Die Bilder des 11. September 2001 stehen uns auch nach 10 Jahren noch deutlich und erschreckend vor Augen. Und wir spüren: Solange wir noch im Bann dieser schrecklichen Bilder stehen, wird es uns kaum gelingen, Frieden und Versöhnung eine neue Chance zu geben. Die Spirale von Gewalt und Gegengewalt kann nur unterbrochen werden, wenn das innere Bild von Versöhnung in unseren Herzen Macht gewinnt.
Es gibt Bilder der Hoffnung, Bilder, wie das Leben der Menschen nach Gottes Willen sein soll, und diese Bilder haben eine realitätsverändernde Kraft, wenn wir sie in unser Herz und Gewissen einlassen.
Dann kann es geschehen, dass ein geknicktes Rohr doch nicht völlig zerbricht, und ein Docht, der nur noch ein wenig glimmt, nicht völlig erlischt (Jes. 42,3), sondern das Dunkel mit seiner schwachen Kraft weiter erhellt.

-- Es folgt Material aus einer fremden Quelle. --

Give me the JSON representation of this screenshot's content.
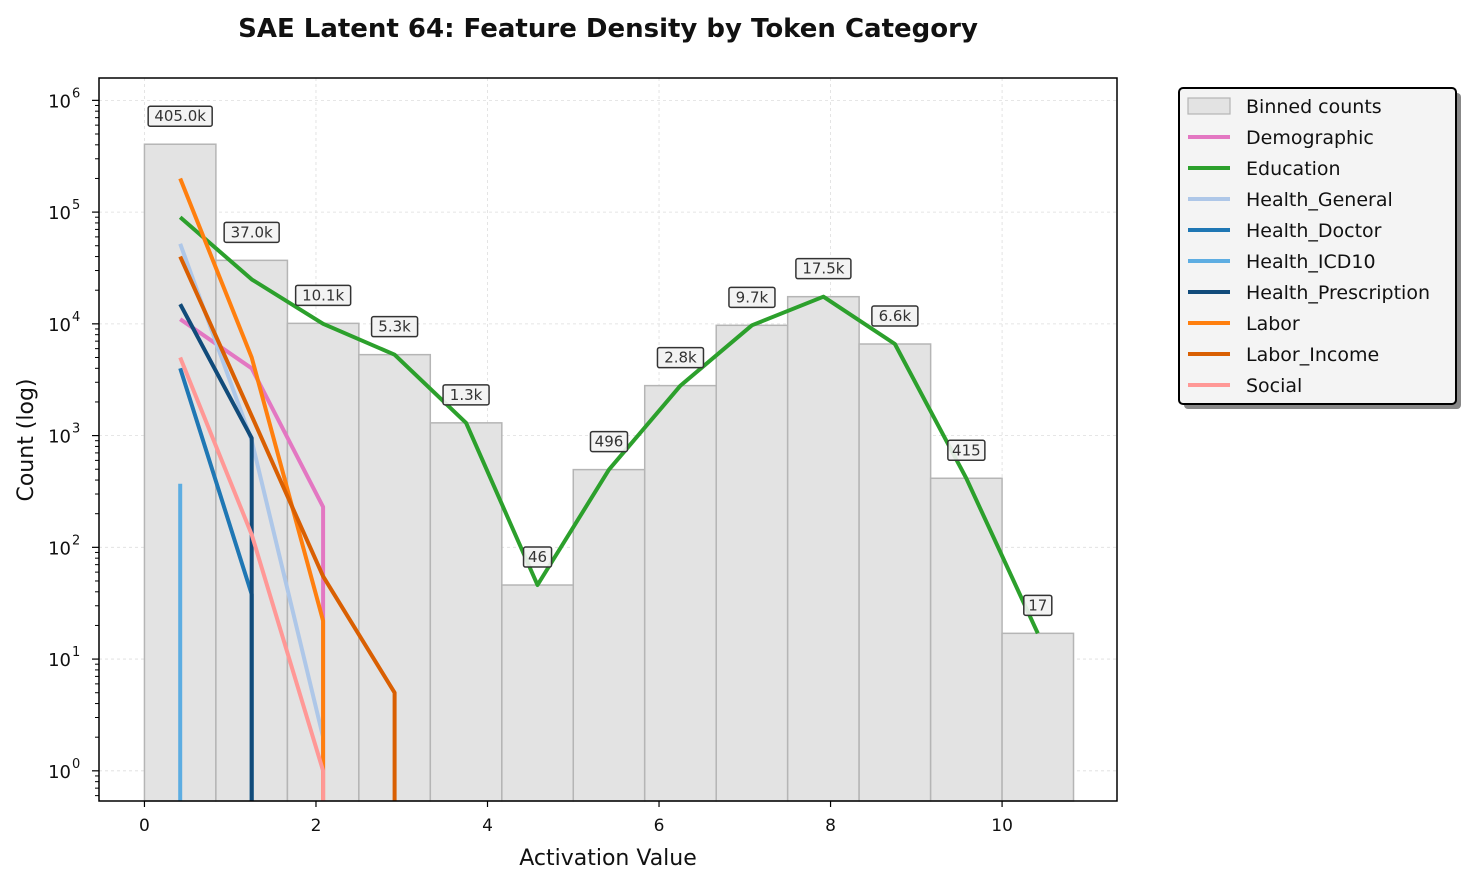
{
  "chart_data": {
    "type": "bar",
    "title": "SAE Latent 64: Feature Density by Token Category",
    "xlabel": "Activation Value",
    "ylabel": "Count (log)",
    "xlim": [
      -0.53,
      11.34
    ],
    "ylim_log10": [
      -0.27,
      6.2
    ],
    "y_scale": "log",
    "grid": true,
    "legend_position": "outside-right",
    "x_ticks": [
      "0",
      "2",
      "4",
      "6",
      "8",
      "10"
    ],
    "x_tick_values": [
      0,
      2,
      4,
      6,
      8,
      10
    ],
    "y_tick_exponents": [
      "0",
      "1",
      "2",
      "3",
      "4",
      "5",
      "6"
    ],
    "y_tick_base": "10",
    "bins": {
      "name": "Binned counts",
      "edges": [
        0,
        0.833,
        1.667,
        2.5,
        3.333,
        4.167,
        5.0,
        5.833,
        6.667,
        7.5,
        8.333,
        9.167,
        10.0,
        10.833
      ],
      "values": [
        405000,
        37000,
        10100,
        5300,
        1300,
        46,
        496,
        2800,
        9700,
        17500,
        6600,
        415,
        17
      ],
      "labels": [
        "405.0k",
        "37.0k",
        "10.1k",
        "5.3k",
        "1.3k",
        "46",
        "496",
        "2.8k",
        "9.7k",
        "17.5k",
        "6.6k",
        "415",
        "17"
      ],
      "color": "#e3e3e3",
      "edge_color": "#b5b5b5"
    },
    "series": [
      {
        "name": "Demographic",
        "color": "#e377c2",
        "x": [
          0.417,
          1.25,
          2.083,
          2.083
        ],
        "values": [
          11000,
          4000,
          230,
          1
        ]
      },
      {
        "name": "Education",
        "color": "#2ca02c",
        "x": [
          0.417,
          1.25,
          2.083,
          2.917,
          3.75,
          4.583,
          5.417,
          6.25,
          7.083,
          7.917,
          8.75,
          9.583,
          10.417
        ],
        "values": [
          90000,
          25000,
          10000,
          5300,
          1300,
          46,
          496,
          2800,
          9700,
          17500,
          6600,
          415,
          17
        ]
      },
      {
        "name": "Health_General",
        "color": "#aec7e8",
        "x": [
          0.417,
          1.25,
          2.083
        ],
        "values": [
          52000,
          900,
          2
        ]
      },
      {
        "name": "Health_Doctor",
        "color": "#1f77b4",
        "x": [
          0.417,
          1.25,
          1.25
        ],
        "values": [
          4000,
          38,
          0.5
        ]
      },
      {
        "name": "Health_ICD10",
        "color": "#5dade2",
        "x": [
          0.417,
          0.417
        ],
        "values": [
          370,
          0.5
        ]
      },
      {
        "name": "Health_Prescription",
        "color": "#114b7a",
        "x": [
          0.417,
          1.25,
          1.25
        ],
        "values": [
          15000,
          950,
          0.5
        ]
      },
      {
        "name": "Labor",
        "color": "#ff7f0e",
        "x": [
          0.417,
          1.25,
          2.083,
          2.083
        ],
        "values": [
          200000,
          5000,
          22,
          0.5
        ]
      },
      {
        "name": "Labor_Income",
        "color": "#d95f02",
        "x": [
          0.417,
          1.25,
          2.083,
          2.917,
          2.917
        ],
        "values": [
          40000,
          1500,
          55,
          5,
          0.5
        ]
      },
      {
        "name": "Social",
        "color": "#ff9896",
        "x": [
          0.417,
          1.25,
          2.083,
          2.083
        ],
        "values": [
          5000,
          130,
          1,
          0.5
        ]
      }
    ]
  }
}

Und wir werden sein wie die Träumenden, erlöst aus unseren Gefangenschaften, und unsere Zunge wird voll Rühmens sein (Ps: 126,1f). Amen.

  
  
    [1] Vgl. Gottfried Voigt, Die geliebte Welt. Homiletische Auslegung der Predigttexte. Reihe III, Göttingen 1980,  S. 360.